The bonus is that the live French recording (the only time Love Supreme was played as a suite live) is both sufficiently different and exciting to sometimes make the choice of which version to listen to a problem.
As most reading this will know, the studio version is tracked by a full live rendition (issued independently on CD in 2000) from the Antibes jazz festival 1965. You need to check that out too, and the remastered Impulse recordings -- based on new master tapes released in October 2002 -- are perhaps the best place to begin. But you might be intrigued by this, dense compressed version, which is all we had from the studio until more recently.
Wherever you start, 'A Love Supreme' still retains the capacity to surprise, entice and delight even the most over-taxed ears; surely a true testimony to its greatness. Winnowing sax, uncomplicated melodic sophistication, subtle modal delights, percussive ingenuity (not just from the drummer) and a spirit of blazing but well-tempered spiritual passion make these inter-twining tracks what they are: wholly entrancing.
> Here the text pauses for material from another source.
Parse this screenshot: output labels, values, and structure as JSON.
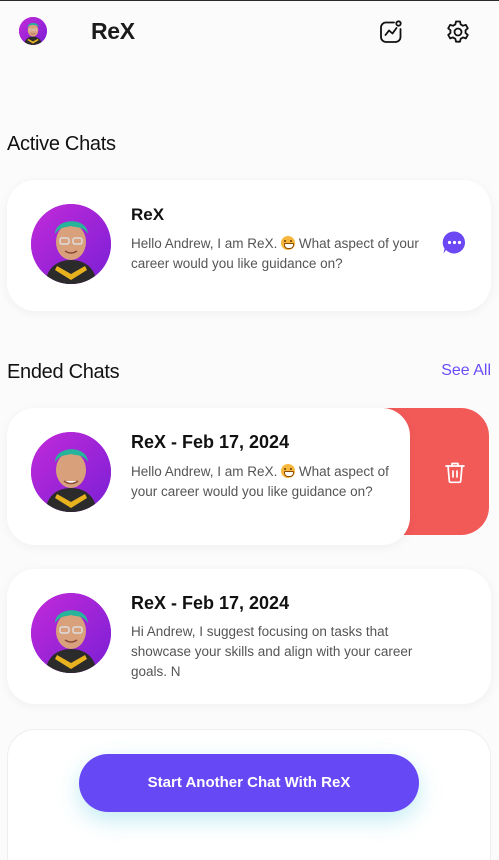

To add to the delight of discovery there is also a new book which helps to fill in the background to the album, the era that witnessed its birth and the creative force behind it. ‘A Love Supreme: The Creation of John Coltrane’s Classic Album’ by Ashley Kahn (Granta Books 2002 (ISBN: 186207545X), has a Foreword by percussion legend Elvin Jones. It is full of information and insight, of course.